FZU - 2214 Knapsack problem (dp（对价值dp）)

Given a set of n items, each with a weight w[i] and a value v[i], determine a way to choose the items into a knapsack so that the total weight is less than or equal to a given limit B and the total value is as large as possible. Find the maximum total value.
(Note that each item can be only chosen once).

Input

The first line contains the integer T indicating to the number of test cases.

For each test case, the first line contains the integers n and B.

Following n lines provide the information of each item.

The i-th line contains the weight w[i] and the value v[i] of the i-th item respectively.

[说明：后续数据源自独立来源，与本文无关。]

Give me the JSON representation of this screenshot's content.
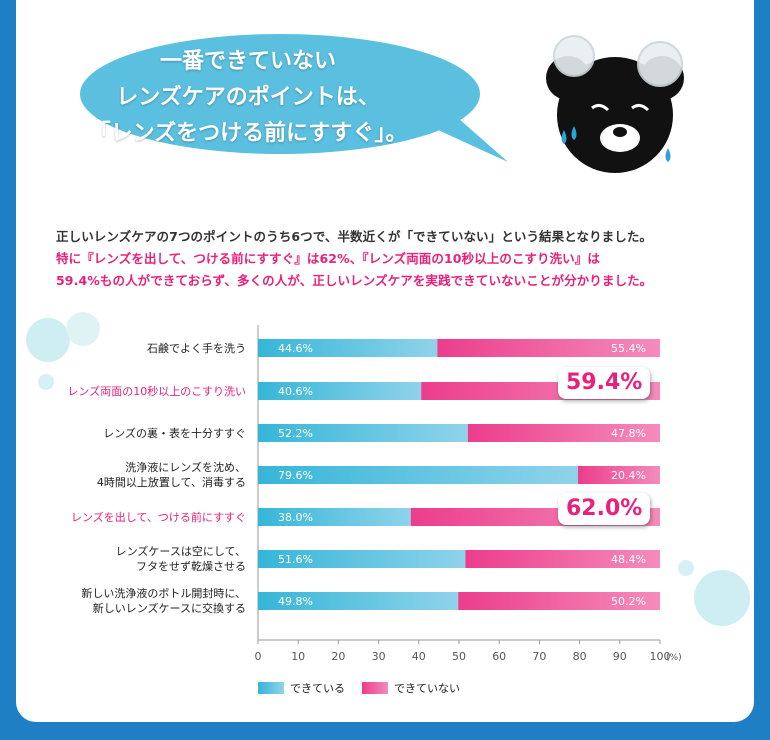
{
  "headline": {
    "line1": "一番できていない",
    "line2": "レンズケアのポイントは、",
    "line3": "「レンズをつける前にすすぐ」。"
  },
  "intro": {
    "line1": "正しいレンズケアの7つのポイントのうち6つで、半数近くが「できていない」という結果となりました。",
    "line2": "特に『レンズを出して、つける前にすすぐ』は62%、『レンズ両面の10秒以上のこすり洗い』は",
    "line3": "59.4%もの人ができておらず、多くの人が、正しいレンズケアを実践できていないことが分かりました。"
  },
  "colors": {
    "done": "#36b6d8",
    "not_done": "#ec3d8c",
    "highlight": "#e8217a",
    "frame": "#1f7fc4",
    "bubble": "#5bbfe0"
  },
  "chart_data": {
    "type": "bar",
    "orientation": "horizontal",
    "stacked": true,
    "categories": [
      "石鹸でよく手を洗う",
      "レンズ両面の10秒以上のこすり洗い",
      "レンズの裏・表を十分すすぐ",
      "洗浄液にレンズを沈め、\n4時間以上放置して、消毒する",
      "レンズを出して、つける前にすすぐ",
      "レンズケースは空にして、\nフタをせず乾燥させる",
      "新しい洗浄液のボトル開封時に、\n新しいレンズケースに交換する"
    ],
    "highlighted_categories": [
      1,
      4
    ],
    "series": [
      {
        "name": "できている",
        "values": [
          44.6,
          40.6,
          52.2,
          79.6,
          38.0,
          51.6,
          49.8
        ]
      },
      {
        "name": "できていない",
        "values": [
          55.4,
          59.4,
          47.8,
          20.4,
          62.0,
          48.4,
          50.2
        ]
      }
    ],
    "data_labels": {
      "done": [
        "44.6%",
        "40.6%",
        "52.2%",
        "79.6%",
        "38.0%",
        "51.6%",
        "49.8%"
      ],
      "not_done": [
        "55.4%",
        "59.4%",
        "47.8%",
        "20.4%",
        "62.0%",
        "48.4%",
        "50.2%"
      ]
    },
    "callouts": [
      {
        "category_index": 1,
        "text": "59.4%"
      },
      {
        "category_index": 4,
        "text": "62.0%"
      }
    ],
    "x_ticks": [
      "0",
      "10",
      "20",
      "30",
      "40",
      "50",
      "60",
      "70",
      "80",
      "90",
      "100"
    ],
    "x_unit": "(%)",
    "xlim": [
      0,
      100
    ],
    "grid": false,
    "legend_position": "bottom-left"
  }
}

1 <= number of test cases <= 100

1 <= n <= 500

1 <= B, w[i] <= 1000000000

1 <= v[1]+v[2]+...+v
<= 5000

All the inputs are integers.

Output

For each test case, output the maximum value.

Sample Input

1
5 15
12 4
2 2
1 1
4 10
1 2

Sample Output

15

Hint

通过题中的数据范围可知，，对w dp是不可行的。。。

对vdp

这就很尴尬了。。。

(1-n)dp[i] = inf;

dp[0]=0;

dp[v]=w;

开始的时候除了0价值的所需要重量是0

其他的价值都是无穷大

让后我们开始dp

从第一个开始。

dp[j]=min(dp[j],dp[j-v[i]]+w[i]);

每一个价值选取重量最小的价值更新上去

（从后往前dp这是01背包）（从前往后是完全背包）

（这里需要的是01 背包）

for（int i=0;i<n;i++)

{

for(int j=max_v;j>=v[i];j--)

{

dp[j]=min(dp[j],dp[j-v[i]]+w[i]);

}

}

#include<stdio.h>
#include<string.h>
#include<algorithm>
using namespace std;
#define N 500*1000000000
int w[10003];
int v[10003];
long long dp[5005];
int main()
{
int T;
scanf("%d",&T);
while(T--)
{
int n,m;
scanf("%d%d",&n,&m);
int sv=0;
for(int i=0; i<n; i++)
{
scanf("%d%d",&w[i],&v[i]);
sv+=v[i];
}
dp[0]=0;
for(int i=1;i<=sv;i++)
{
dp[i]=N;
}
for(int i=0;i<n;i++)
{
for(int j=sv;j>=v[i];j--)
{
dp[j]=min(dp[j],dp[j-v[i]]+w[i]);
}
}
for(int i=sv;i>=0;i--)
{
if(dp[i]<=m)
{
printf("%d\n",i);
break;
}
}
}
}